Indiana University Purdue University Indianapolis

ES Colloquium Series: Monday January 27, Dr. Henry Loope, IN Geological Survey

Monday, 27 January 2014 - 12:00pm - 1:00pm
Dr. Henry Loope "Chronology and paleoenvironmental significance of eolian sand activity south of the Laurentide Ice Sheet during the last glacial period, Upper Mississippi River basin"
SL 165

Please join us from 12:00 - 1:00 pm in SL165 to hear from Dr. Henry Loope of the Quaternary Mapping group of the Indiana Geological Survey. Dr. Loope will present on "Chronology and paleoenvironmental significance of eolian sand activity south of the Laurentide Ice Sheet during the last glacial period, Upper Mississippi River basin"

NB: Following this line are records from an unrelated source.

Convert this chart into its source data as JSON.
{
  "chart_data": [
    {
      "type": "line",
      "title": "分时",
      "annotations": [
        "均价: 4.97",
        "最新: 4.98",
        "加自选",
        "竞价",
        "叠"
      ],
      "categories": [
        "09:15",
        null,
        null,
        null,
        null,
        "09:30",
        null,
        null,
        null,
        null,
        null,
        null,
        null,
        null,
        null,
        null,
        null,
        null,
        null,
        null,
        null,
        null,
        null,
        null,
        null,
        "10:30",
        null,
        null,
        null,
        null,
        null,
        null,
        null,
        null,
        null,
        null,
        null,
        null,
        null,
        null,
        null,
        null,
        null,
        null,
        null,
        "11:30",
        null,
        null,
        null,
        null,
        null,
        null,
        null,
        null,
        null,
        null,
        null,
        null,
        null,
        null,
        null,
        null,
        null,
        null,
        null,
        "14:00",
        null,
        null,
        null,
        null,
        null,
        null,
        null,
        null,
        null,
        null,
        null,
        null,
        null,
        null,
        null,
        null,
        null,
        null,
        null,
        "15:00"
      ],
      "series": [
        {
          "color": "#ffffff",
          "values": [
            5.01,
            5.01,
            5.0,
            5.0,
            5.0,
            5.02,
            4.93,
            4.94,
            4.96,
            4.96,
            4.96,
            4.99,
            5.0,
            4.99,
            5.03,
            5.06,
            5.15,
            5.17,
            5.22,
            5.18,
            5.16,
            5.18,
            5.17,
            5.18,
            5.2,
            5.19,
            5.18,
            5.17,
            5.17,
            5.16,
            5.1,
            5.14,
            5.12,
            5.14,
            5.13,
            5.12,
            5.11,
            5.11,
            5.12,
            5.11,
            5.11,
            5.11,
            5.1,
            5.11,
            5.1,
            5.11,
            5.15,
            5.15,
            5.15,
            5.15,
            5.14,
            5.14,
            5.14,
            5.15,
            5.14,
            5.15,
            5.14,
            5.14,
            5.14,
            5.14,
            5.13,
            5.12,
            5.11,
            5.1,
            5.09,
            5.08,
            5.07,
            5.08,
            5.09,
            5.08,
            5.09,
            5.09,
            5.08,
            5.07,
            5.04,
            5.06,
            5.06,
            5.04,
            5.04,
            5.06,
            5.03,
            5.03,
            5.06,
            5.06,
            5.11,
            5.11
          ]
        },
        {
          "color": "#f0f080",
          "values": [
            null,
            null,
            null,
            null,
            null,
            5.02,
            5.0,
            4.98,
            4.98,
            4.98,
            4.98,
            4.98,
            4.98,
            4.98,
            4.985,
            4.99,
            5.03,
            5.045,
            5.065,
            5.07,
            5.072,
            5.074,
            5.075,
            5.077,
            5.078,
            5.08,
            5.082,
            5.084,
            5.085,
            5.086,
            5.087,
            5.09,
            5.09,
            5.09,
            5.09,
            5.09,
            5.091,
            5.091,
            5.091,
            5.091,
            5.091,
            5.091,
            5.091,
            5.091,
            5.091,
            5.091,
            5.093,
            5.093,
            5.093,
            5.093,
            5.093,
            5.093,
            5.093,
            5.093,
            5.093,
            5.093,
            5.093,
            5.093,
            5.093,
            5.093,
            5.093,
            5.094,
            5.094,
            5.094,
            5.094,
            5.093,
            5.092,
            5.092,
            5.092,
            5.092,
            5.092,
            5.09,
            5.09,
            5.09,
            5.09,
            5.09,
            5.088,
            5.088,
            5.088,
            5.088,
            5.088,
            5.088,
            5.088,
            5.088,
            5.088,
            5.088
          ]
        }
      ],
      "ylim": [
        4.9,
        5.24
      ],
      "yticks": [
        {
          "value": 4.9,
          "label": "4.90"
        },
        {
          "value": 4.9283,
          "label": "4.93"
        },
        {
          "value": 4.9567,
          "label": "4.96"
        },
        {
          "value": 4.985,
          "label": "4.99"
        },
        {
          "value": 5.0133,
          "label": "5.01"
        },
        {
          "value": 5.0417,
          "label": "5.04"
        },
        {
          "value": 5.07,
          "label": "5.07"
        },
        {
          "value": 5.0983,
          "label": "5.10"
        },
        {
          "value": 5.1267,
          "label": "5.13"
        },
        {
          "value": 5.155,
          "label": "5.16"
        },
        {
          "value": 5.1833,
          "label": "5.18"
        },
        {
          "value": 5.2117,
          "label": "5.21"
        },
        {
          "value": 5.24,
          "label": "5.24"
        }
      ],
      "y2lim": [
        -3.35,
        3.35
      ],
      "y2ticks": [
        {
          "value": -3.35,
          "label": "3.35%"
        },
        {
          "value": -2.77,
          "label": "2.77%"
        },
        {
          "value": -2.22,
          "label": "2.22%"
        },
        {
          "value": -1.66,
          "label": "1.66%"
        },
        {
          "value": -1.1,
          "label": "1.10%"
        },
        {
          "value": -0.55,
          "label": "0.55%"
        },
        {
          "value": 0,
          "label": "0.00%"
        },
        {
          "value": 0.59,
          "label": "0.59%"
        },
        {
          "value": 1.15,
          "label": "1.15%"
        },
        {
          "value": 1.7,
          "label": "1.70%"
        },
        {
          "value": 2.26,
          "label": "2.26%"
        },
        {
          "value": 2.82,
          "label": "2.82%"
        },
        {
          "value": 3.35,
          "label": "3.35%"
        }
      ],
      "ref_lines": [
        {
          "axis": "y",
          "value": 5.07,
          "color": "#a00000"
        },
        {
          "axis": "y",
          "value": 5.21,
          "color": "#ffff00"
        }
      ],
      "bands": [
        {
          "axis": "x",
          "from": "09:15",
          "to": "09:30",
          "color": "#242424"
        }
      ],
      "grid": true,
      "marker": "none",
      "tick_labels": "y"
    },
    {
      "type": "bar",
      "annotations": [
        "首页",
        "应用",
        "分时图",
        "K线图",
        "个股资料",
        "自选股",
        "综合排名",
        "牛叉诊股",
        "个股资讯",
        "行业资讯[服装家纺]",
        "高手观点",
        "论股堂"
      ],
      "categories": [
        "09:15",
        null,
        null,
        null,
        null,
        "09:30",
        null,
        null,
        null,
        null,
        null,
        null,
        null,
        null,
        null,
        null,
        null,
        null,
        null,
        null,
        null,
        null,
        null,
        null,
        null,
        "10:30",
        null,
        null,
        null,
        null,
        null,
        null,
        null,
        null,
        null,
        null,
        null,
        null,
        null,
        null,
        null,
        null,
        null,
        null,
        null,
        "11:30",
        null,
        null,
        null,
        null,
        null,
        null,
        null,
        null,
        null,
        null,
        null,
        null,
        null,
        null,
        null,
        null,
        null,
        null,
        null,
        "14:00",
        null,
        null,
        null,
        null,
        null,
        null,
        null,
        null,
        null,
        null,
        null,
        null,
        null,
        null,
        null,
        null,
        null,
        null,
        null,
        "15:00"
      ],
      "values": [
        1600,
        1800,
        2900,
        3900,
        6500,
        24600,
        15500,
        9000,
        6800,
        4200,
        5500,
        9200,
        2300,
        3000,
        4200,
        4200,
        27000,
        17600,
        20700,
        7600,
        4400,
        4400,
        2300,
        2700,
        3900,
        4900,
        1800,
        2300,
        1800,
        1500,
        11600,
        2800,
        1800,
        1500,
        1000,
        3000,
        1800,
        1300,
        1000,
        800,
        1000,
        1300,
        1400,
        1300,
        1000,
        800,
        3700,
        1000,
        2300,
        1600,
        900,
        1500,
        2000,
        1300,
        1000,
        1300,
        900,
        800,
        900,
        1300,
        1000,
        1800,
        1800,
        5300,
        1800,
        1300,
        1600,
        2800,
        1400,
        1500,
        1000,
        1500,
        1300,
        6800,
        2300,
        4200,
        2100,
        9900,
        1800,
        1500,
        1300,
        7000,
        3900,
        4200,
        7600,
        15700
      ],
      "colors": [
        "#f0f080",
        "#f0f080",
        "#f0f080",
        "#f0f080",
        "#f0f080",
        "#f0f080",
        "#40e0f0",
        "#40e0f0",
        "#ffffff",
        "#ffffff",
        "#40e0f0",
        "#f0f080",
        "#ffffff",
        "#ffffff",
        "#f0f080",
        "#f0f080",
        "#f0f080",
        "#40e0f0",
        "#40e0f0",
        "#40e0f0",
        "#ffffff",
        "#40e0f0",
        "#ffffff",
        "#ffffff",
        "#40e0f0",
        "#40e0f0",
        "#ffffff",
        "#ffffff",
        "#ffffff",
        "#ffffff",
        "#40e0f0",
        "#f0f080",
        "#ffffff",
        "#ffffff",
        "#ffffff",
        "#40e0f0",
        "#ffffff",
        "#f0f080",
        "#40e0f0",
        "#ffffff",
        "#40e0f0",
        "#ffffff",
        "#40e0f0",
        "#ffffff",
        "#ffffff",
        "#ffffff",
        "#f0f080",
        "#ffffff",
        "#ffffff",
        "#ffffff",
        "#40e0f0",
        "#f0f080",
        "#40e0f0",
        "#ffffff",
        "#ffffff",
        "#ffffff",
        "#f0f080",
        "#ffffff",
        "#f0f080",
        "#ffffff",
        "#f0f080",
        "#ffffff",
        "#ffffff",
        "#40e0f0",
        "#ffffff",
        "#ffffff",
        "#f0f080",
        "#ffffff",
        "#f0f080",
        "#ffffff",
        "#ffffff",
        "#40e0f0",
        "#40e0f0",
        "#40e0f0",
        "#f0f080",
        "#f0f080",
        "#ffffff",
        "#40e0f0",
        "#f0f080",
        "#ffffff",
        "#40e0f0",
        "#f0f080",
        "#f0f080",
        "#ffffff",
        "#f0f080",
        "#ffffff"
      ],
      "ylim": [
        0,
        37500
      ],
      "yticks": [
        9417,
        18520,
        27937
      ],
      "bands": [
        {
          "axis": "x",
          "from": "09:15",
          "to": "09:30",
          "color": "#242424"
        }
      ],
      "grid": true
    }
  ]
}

ABSTRACT: Wind-blown sediments of the North American midcontinent provide important information regarding past climate and terrestrial processes during the Quaternary. An accurate chronology of eolian activity is needed to compare with other records of paleoenvironmental change, including advance/retreat of the Laurentide Ice Sheet and paleoecological records of vegetation change. This project employs optically stimulated luminescence (OSL, aka optical) dating to determine the depositional age of eolian sand within the Upper Mississippi River basin in order to reconstruct the timing of past changes in surface sand availability and atmospheric circulation. Twenty nine optical ages on eolian sand range in age from ca. 20 to 13 ka with the majority of ages clustered around 16 ka. The bulk of ages fall near the end of an interval documented by previous research within the study area indicating periglacial mass wasting between ca. 23 and 14 k cal yr BP based on radiocarbon ages on wood and gastropods from colluvium. Significant retreat of the Lake Michigan and Des Moines Lobes of the Laurentide Ice Sheet also occurred after 16 ka, and the final record of tundra-like vegetation and permafrost in the study area occurs near 16 ka. Optical ages on eolian sand from several distinct geomorphic settings, including fluvial (fill terrace) sediments from both glaciated and unglaciated fluvial catchments and colluvium derived from Cambrian sandstones overlap within error at ca. 16 ka, suggesting a regional eolian response rather than localized responses due to changes in sediment supply. I hypothesize that the regional eolian response is ultimately forced by changes in atmospheric circulation and surface conditions associated with the melting of permafrost.